The provision of the Constitution supposed to have been violated by the Legislature in adopting section 8003 into the Code is that found in section 168, "Justices of the peace, and the inferior courts in this section provided for, shall have jurisdiction in all civil cases where the amount in controversy does not exceed one hundred dollars, except in cases of libel, slander, assault and battery, and ejectment." (Italics supplied.)

It is too clear to permit of argument that the statute does not undertake to confer jurisdiction on justices of the peaceto try ejectment. As before stated, section 8012 provides that in an action of unlawful detainer *Page 318 the "merits of the title cannot be inquired into."

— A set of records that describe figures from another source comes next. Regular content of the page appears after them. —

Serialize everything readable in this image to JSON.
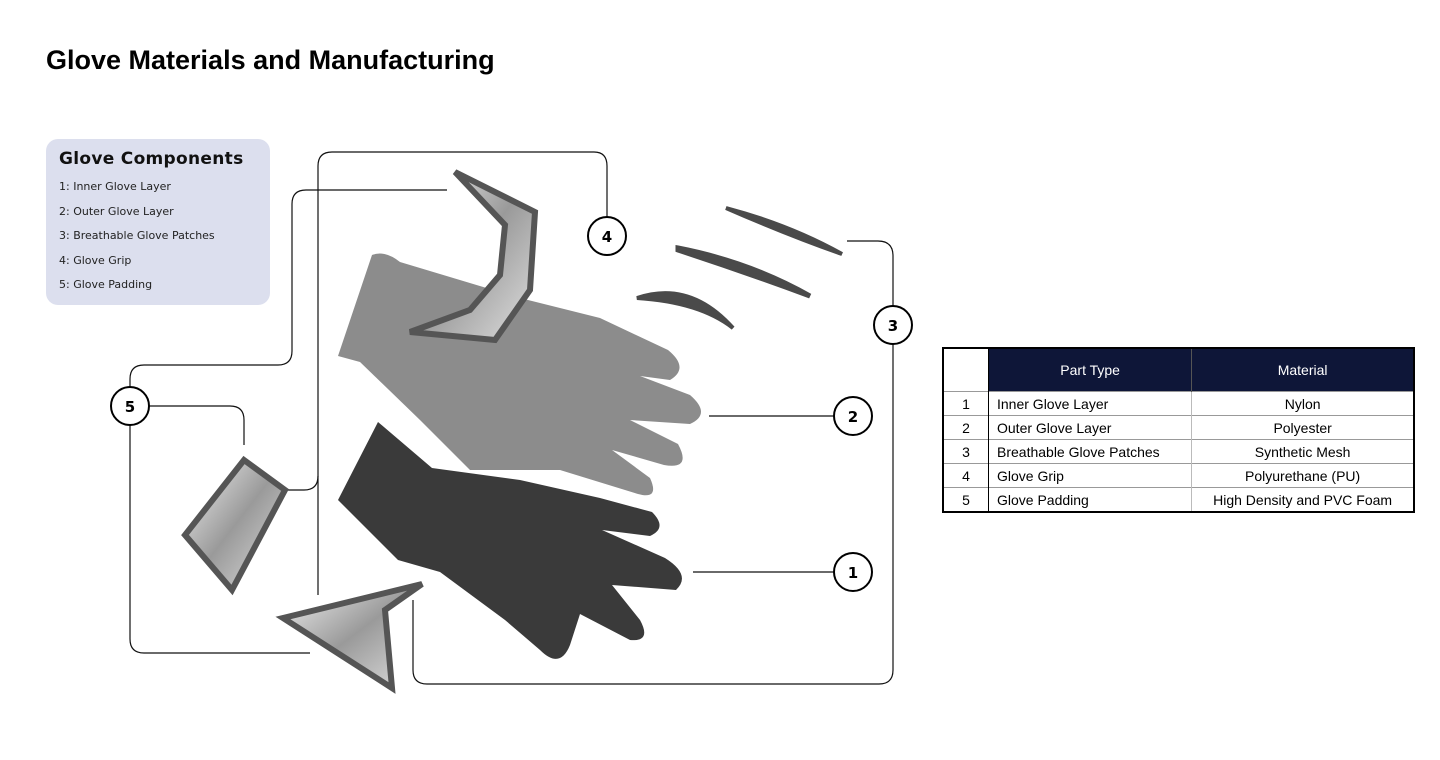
{
  "title": "Glove Materials and Manufacturing",
  "legend": {
    "heading": "Glove Components",
    "items": [
      "1: Inner Glove Layer",
      "2: Outer Glove Layer",
      "3: Breathable Glove Patches",
      "4: Glove Grip",
      "5: Glove Padding"
    ]
  },
  "callouts": [
    "1",
    "2",
    "3",
    "4",
    "5"
  ],
  "table": {
    "headers": [
      "",
      "Part Type",
      "Material"
    ],
    "rows": [
      {
        "num": "1",
        "part": "Inner Glove Layer",
        "material": "Nylon"
      },
      {
        "num": "2",
        "part": "Outer Glove Layer",
        "material": "Polyester"
      },
      {
        "num": "3",
        "part": "Breathable Glove Patches",
        "material": "Synthetic Mesh"
      },
      {
        "num": "4",
        "part": "Glove Grip",
        "material": "Polyurethane (PU)"
      },
      {
        "num": "5",
        "part": "Glove Padding",
        "material": "High Density and PVC Foam"
      }
    ]
  },
  "colors": {
    "header": "#0e1638",
    "legend_bg": "#dcdfee",
    "inner_glove": "#3a3a3a",
    "outer_glove": "#8c8c8c"
  }
}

It is equally as clear that the evidence offered was not offered for the purpose of inquiring into the title, but for the limited purpose of showing the relation between the parties, that the defendant was a tenant at sufferance, and that his possessory right had terminated, and as a basis for the estoppel that prevents defendant, as well as the plaintiff, from inquiring into the merits of the title in the action of unlawful detainer. There is nothing in the Constitution that inhibits the Legislature from authorizing proof before a justice of the peace, in such action, that the defendant's right to possession has terminated. This the plaintiff must do in the action of unlawful detainer if he would succeed. Patterson v. Folmar, supra, Farley v. Bay Shell Road Co.,125 Ala. 184, 27 So. 770; Dent v. Stovall et al., 200 Ala. 193,75 So. 941; Bailey v. Blacksher Co., 142 Ala. 254, 37 So. 827; Barefoot v. Wall, 108 Ala. 327, 18 So. 823.

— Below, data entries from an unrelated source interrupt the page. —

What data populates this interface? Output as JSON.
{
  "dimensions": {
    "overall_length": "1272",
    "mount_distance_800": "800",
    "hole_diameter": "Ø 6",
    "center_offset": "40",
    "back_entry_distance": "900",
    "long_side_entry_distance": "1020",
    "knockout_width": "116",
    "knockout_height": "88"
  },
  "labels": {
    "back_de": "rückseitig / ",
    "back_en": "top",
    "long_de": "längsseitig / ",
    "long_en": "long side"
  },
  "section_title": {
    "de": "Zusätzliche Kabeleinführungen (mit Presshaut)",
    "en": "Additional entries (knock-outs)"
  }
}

A written lease might be evidence of title, in a proper case, still it would be admissible in an action of unlawful detainer to show the relation of landlord and tenant. Patterson v. Folmar, 125 Ala. 130, 28 So. 450.

The doctrine of estoppel does not operate merely on title, but it operates to foreclose inquiry as to the relation under which the tenant holds as well. Beck v. Glenn, 69 Ala. 121; Howard v. Jones, 123 Ala. 488, 26 So. 129.

If the mortgagor in possession after foreclosure is a tenant at will or by sufferance, he is the tenant of the mortgagee-purchaser, and so long as he remains in possession as such tenant he cannot dispute the title of the landlord as a defense to unlawful detainer. If he would do this, he must proceed under sections 8024-8026, and remove the case for trial to the circuit court.

This interpretation of the statutes affords to the landlord a speedy remedy to oust one who is without right, and at the same time protects the defendant and gives him a remedy by which he may protect his possession and test the plaintiff's title in a court of competent jurisdiction. If this is not the very essence of due process of law, I have misconceived the force and meaning of these terms.

It certainly requires a strained application of the Constitution to say that the Legislature may authorize a recovery in unlawful detainer against a tenant by contract who has some color of right, and deny to it the power to authorize the action against a tenant at sufferance who has possession merely without right or color of right. This to my mind is a serious and an unwarranted restriction on the power of the legislature.

SAYRE and THOMAS, JJ., concur in the foregoing dissent.